La beauté de cette terre me pousse à invoquer sa préservation pour les générations futures. Si vous aimez cette terre, votre patrie, que cette invocation ne reste pas sans réponse! Je m'adresse en particulier à ceux auxquels a été confiée la responsabilité de ce pays et de son développement, les invitant à ne pas oublier le devoir de le protéger contre la destruction écologique! Qu'ils préparent des programmes pour la protection de l'environnement et qu'ils veillent à leur application efficace! Qu'ils adoptent surtout des comportements de respect pour le bien commun, pour les lois de la nature et de la vie! Qu'ils soient soutenus par des organisations ayant pour objectif la défense des biens naturels! Dans la famille et dans l'école ne peut manquer l'éducation au respect pour la vie, pour le bien et pour la beauté. Tous les hommes de bonne volonté devraient coopérer à cette grande œuvre. Que chaque disciple du Christ revoie son style de vie, afin que la juste aspiration au bien-être n'offusque pas la voix de la conscience, qui examine ce qui est juste et ce qui est authentiquement bon.

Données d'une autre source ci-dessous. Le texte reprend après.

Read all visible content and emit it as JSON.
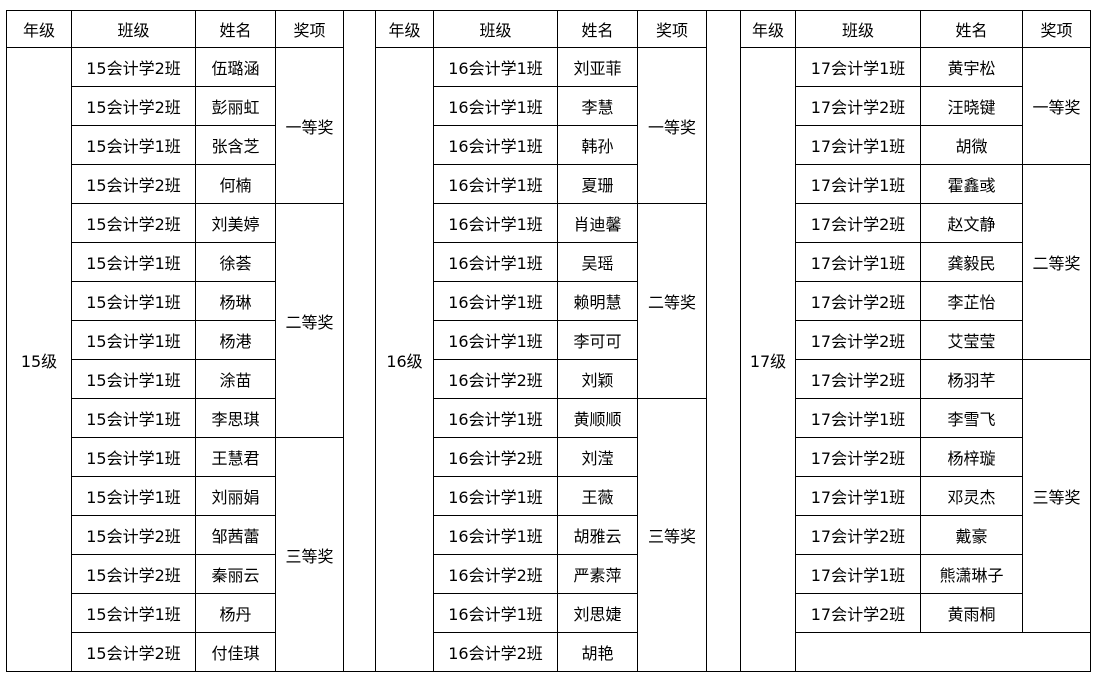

5. Si je parle du respect de la terre, je ne peux oublier ceux qui sont liés plus profondément à elle et qui en connaissent la valeur et la dignité. Je pense aux agriculteurs, qui, non seulement en terre de Zamosc, mais dans toute la Pologne, affrontent la dure fatigue des champs, en y puisant les produits indispensables à la vie des habitants des villes et des villages. Qui mieux que ceux qui cultivent la terre peuvent témoigner que si elle est stérile, elle ne donne pas de fruits, tandis que si elle est traitée avec amour, elle est une nourricière généreuse. Avec gratitude et respect, je m'incline devant ceux qui pendant des siècles, ont rendu cette terre fertile à la sueur de leur front et qui, lorsqu'il s'agissait de prendre sa défense, n'ont épargné pas même leur sang. C'est avec la même reconnaissance et le même respect que je m'adresse à ceux qui aujourd'hui également entreprennent le dur métier de cultiver la terre. Que Dieu bénisse le travail de vos mains!

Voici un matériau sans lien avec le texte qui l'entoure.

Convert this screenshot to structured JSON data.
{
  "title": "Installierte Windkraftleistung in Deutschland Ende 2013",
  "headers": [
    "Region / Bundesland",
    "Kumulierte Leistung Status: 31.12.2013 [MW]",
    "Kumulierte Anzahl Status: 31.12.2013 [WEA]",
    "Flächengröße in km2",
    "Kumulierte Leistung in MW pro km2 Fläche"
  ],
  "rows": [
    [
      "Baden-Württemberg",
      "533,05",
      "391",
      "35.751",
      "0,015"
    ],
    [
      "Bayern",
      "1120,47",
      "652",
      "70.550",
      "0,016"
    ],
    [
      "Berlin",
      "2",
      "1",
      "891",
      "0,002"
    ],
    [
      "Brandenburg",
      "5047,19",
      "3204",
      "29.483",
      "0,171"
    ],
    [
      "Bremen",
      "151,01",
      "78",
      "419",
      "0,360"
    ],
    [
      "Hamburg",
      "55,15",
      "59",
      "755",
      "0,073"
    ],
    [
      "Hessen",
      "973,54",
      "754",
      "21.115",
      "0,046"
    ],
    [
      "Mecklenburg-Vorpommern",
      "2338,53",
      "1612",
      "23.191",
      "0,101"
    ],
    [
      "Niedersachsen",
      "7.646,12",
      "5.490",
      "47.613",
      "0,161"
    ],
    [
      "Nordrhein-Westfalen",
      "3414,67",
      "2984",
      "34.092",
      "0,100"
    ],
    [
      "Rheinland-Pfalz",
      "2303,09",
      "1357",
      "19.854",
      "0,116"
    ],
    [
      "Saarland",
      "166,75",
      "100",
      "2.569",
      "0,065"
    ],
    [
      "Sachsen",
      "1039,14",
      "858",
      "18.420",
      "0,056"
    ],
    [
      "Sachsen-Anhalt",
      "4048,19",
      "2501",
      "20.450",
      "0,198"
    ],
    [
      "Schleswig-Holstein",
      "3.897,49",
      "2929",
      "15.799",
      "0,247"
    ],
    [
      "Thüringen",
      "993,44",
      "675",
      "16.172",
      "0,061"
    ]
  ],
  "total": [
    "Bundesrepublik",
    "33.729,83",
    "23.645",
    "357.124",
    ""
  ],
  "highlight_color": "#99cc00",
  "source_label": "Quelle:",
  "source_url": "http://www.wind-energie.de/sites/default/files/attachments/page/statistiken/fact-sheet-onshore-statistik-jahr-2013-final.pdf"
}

Je sais qu'à une époque de mutations sociales et économiques, ne manquent pas les problèmes qui tourmentent souvent douloureusement la campagne polonaise. Il faut que dans le processus des réformes, les problèmes des agriculteurs soient reconnus et résolus dans un esprit de justice sociale.

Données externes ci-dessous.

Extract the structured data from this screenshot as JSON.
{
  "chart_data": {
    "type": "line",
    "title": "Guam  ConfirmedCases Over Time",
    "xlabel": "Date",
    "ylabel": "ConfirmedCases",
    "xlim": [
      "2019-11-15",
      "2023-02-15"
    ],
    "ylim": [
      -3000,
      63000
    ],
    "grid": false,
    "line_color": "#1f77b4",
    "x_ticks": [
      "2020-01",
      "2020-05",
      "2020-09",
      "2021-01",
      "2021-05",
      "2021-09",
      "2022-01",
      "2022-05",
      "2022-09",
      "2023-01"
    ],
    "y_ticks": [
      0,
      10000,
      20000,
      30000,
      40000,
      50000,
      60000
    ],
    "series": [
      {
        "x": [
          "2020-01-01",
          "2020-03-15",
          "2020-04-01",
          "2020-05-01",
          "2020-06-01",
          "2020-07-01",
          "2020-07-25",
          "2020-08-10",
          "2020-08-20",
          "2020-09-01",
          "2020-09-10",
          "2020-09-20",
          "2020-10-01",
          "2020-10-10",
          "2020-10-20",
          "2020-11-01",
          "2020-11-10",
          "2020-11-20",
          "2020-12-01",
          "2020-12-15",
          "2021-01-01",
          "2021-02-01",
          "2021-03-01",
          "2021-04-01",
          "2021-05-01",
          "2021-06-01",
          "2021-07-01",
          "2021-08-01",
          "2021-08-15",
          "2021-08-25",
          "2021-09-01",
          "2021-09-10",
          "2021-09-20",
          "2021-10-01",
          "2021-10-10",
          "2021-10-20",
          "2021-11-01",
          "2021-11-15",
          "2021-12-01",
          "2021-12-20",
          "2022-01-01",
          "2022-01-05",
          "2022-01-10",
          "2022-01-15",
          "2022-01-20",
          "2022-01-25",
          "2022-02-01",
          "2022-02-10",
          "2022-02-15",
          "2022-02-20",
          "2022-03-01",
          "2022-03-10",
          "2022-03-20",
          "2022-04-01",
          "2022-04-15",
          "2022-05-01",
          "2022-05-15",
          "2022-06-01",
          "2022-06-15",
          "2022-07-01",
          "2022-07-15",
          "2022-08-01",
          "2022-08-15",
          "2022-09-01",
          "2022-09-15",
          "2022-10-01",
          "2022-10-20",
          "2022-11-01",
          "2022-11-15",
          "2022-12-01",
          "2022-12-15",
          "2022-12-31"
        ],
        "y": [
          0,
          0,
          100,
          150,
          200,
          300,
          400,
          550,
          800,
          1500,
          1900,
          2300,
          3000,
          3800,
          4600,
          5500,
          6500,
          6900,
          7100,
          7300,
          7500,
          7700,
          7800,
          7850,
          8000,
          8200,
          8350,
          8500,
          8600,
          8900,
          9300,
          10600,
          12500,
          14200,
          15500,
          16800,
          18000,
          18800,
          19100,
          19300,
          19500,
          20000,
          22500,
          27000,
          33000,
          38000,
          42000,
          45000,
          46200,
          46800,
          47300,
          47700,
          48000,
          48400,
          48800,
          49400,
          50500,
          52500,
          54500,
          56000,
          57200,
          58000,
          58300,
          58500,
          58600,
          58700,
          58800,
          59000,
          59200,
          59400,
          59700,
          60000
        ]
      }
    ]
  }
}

Je parle de cela sur la terre de Zamosc, où la question des agriculteurs est traitée depuis des siècles. Il suffit de rappeler les œuvres de Szymon Szymonowic, ou l'activité de la Société rurale fondée à Hrubieszów il y a deux cents ans. Le Cardinal Stefan Wyszynski lui aussi, en tant qu'Evêque du lieu, puis Primat de Pologne, rappelait souvent l'importance de l'agriculture pour la nation et l'Etat, la nécessité de la solidarité avec la population rurale de la part de tous les groupes sociaux. Je ne peux manquer de m'inscrire aujourd'hui dans cette tradition. Je le fais en répétant avec le Prophète ces paroles emplies d'espérance: «Car de même que la terre fait éclore ses germes et qu'un jardin fait germer sa semence, ainsi le Seigneur Yahvé fait germer la justice et la louange» (Is 61, 11).

6. Tournons notre regard vers Marie et invoquons-la avec les paroles d'Elisabeth: «Bienheureuse celle qui a cru en l'accomplissement de ce qui lui a été dit de la part du Seigneur» (Lc 1, 45).

Bienheureuse sois-tu, Marie, Mère du Rédempteur. Nous te confions aujourd'hui le destin de la terre de Zamosc et de la terre polonaise, ainsi que tous ceux qui y vivent et y travaillent, en réalisant l'appel du Seigneur à la soumettre. Guide-nous à travers ta foi en ce temps nouveau, qui s'ouvre à nous. Sois près de nous avec ton Fils, Jésus-Christ, qui veut être pour nous le Chemin, la Vérité et la Vie.